Dilim olsa daha neler neler anlatırım size ama yok işte. Bazen çok konuşasım gelirse daha çok köpüklendiriyorum denizi, bir tek martılar anlıyor beni, başlıyorlar peşim sıra gelmeye. Gerçi o köftehorlara da simit atanları taşımasam yaranamazdım ya, neyse.

Günün son seferi geldi çattı. Tüm gününü eğlenerek geçirenlerin o tatlı yorgunluğu yüzlerinden okunuyor. Midye kokuları rakı kokusuna karışmış. Alkolün ayarını kaçırdığı öpüşler, dudaklar da tatlı bir parlaklık hatta çoğunun boynunda morluklar bırakmış; ne güzel… Ah bu aşk, insana kamuya açık alanda neler yaptırıyor böyle. İnsan bir ağacın mahremiyetine nasıl da sığınıyor. Tenha sokaklar bir tek âşıkken anlamlaşıyor.

Herkes bindi, bir tek onlar binmedi. Geç kalmış olabileceklerini düşünüp motorumu çalıştırmadım bir süre. Elimden geldiğince rötar yaptım. Geminin kaptanı az sövmedi anama bacıma, ama olsun, ettiği küfürler canlı değildi ki, canlı olsalardı bile metal zeminime çarpar ona geri döner, adaya düşer, hatta denizin dibini boylarlar. Balıklar küfürden zaten anlamazlar.
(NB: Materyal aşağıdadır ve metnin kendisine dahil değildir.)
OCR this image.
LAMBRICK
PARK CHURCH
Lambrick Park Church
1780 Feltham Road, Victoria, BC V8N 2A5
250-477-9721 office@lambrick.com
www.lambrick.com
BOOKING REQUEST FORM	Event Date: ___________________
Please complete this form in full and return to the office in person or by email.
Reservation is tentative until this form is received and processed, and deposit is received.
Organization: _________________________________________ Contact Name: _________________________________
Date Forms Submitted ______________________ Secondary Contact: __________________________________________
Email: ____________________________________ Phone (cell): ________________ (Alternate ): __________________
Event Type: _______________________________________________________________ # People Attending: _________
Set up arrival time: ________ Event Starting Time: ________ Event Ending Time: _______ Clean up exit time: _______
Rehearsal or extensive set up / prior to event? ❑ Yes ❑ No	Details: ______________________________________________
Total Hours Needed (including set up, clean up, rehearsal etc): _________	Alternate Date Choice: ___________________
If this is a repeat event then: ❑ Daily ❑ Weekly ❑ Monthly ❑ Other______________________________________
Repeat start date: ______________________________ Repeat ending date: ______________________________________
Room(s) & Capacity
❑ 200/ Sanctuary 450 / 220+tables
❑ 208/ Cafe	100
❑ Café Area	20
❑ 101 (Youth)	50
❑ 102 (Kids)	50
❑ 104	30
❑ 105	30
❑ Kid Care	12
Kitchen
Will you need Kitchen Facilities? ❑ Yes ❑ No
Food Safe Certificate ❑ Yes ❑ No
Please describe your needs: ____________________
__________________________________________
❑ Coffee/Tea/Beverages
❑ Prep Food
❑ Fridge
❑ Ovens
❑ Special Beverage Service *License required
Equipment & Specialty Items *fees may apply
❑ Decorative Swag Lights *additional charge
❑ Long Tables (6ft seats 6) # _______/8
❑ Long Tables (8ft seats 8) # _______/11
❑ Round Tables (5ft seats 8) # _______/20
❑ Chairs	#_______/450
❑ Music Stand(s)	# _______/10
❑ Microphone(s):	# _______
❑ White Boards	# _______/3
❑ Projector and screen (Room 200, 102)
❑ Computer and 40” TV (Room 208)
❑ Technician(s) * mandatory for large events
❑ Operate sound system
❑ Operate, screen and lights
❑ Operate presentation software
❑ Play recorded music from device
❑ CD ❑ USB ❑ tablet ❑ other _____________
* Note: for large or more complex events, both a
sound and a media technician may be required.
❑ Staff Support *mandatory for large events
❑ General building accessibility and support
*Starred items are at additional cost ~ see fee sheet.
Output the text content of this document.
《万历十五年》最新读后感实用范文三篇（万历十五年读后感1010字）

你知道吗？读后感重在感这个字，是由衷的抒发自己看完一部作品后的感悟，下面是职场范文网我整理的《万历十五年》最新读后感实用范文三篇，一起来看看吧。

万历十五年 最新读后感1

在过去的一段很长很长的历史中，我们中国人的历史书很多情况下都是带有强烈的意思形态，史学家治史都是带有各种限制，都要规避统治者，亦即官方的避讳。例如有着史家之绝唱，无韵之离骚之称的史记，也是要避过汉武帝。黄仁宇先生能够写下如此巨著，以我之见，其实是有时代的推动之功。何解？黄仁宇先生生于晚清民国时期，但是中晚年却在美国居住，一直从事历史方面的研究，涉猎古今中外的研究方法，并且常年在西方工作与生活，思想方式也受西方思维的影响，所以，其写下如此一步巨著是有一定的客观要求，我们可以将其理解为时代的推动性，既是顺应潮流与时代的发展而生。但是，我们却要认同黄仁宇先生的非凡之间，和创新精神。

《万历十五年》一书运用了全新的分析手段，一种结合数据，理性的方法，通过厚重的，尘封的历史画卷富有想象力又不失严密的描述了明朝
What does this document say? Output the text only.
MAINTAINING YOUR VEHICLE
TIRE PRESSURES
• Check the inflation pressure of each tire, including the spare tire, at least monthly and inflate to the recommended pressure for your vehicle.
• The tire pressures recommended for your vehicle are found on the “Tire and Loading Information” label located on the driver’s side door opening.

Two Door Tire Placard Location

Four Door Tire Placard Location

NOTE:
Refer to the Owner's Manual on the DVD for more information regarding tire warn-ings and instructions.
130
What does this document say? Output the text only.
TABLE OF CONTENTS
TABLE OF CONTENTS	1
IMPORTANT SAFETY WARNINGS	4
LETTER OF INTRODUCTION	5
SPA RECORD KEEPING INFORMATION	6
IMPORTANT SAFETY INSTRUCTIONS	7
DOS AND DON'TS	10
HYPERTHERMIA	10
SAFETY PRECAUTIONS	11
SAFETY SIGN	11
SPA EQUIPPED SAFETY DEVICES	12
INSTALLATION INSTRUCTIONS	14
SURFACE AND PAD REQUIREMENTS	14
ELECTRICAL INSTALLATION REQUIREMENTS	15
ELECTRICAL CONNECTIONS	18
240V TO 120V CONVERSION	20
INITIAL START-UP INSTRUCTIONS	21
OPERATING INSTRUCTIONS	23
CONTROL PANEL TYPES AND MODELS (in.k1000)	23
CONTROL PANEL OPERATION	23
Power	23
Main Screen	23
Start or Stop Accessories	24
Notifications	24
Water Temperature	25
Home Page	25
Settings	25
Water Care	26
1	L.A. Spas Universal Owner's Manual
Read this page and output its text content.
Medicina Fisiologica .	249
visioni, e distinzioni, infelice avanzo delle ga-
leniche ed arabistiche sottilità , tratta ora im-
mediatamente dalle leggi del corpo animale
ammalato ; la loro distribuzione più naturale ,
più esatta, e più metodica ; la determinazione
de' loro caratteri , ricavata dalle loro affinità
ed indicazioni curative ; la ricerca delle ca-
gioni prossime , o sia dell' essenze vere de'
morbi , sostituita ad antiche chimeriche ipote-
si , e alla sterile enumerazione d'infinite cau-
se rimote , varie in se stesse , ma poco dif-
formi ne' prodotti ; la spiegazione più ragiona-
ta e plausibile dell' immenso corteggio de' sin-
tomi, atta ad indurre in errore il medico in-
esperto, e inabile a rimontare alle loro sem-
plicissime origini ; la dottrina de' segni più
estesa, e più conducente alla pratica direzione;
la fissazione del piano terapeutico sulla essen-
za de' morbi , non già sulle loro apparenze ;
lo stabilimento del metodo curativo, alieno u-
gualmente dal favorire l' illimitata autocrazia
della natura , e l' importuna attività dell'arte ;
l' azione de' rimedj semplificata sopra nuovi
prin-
Yine de baktım ki yolcular çok huysuzlanıyor, bir çocuk adada mahsur kaldığını sanıp ağlıyor, genç bir kız ailesinden izinsiz geldiği bu kaçamak ada sefası için sevgilisi suçluyor; dayanamadım, çalıştırdım motorumu. Yol alıp giderken Kalpazankaya’nın altında gördüm deniz ambulansını.

Kim bilir belki de onlar içindir ambulans. Belki öldüler. Ama ben bir vapursam eğer, onlar ölmediler. Adam kıyıdaki lokantaların birinde garson oldu, kadınsa aşçı. Evlerine hep mutlu döndüler.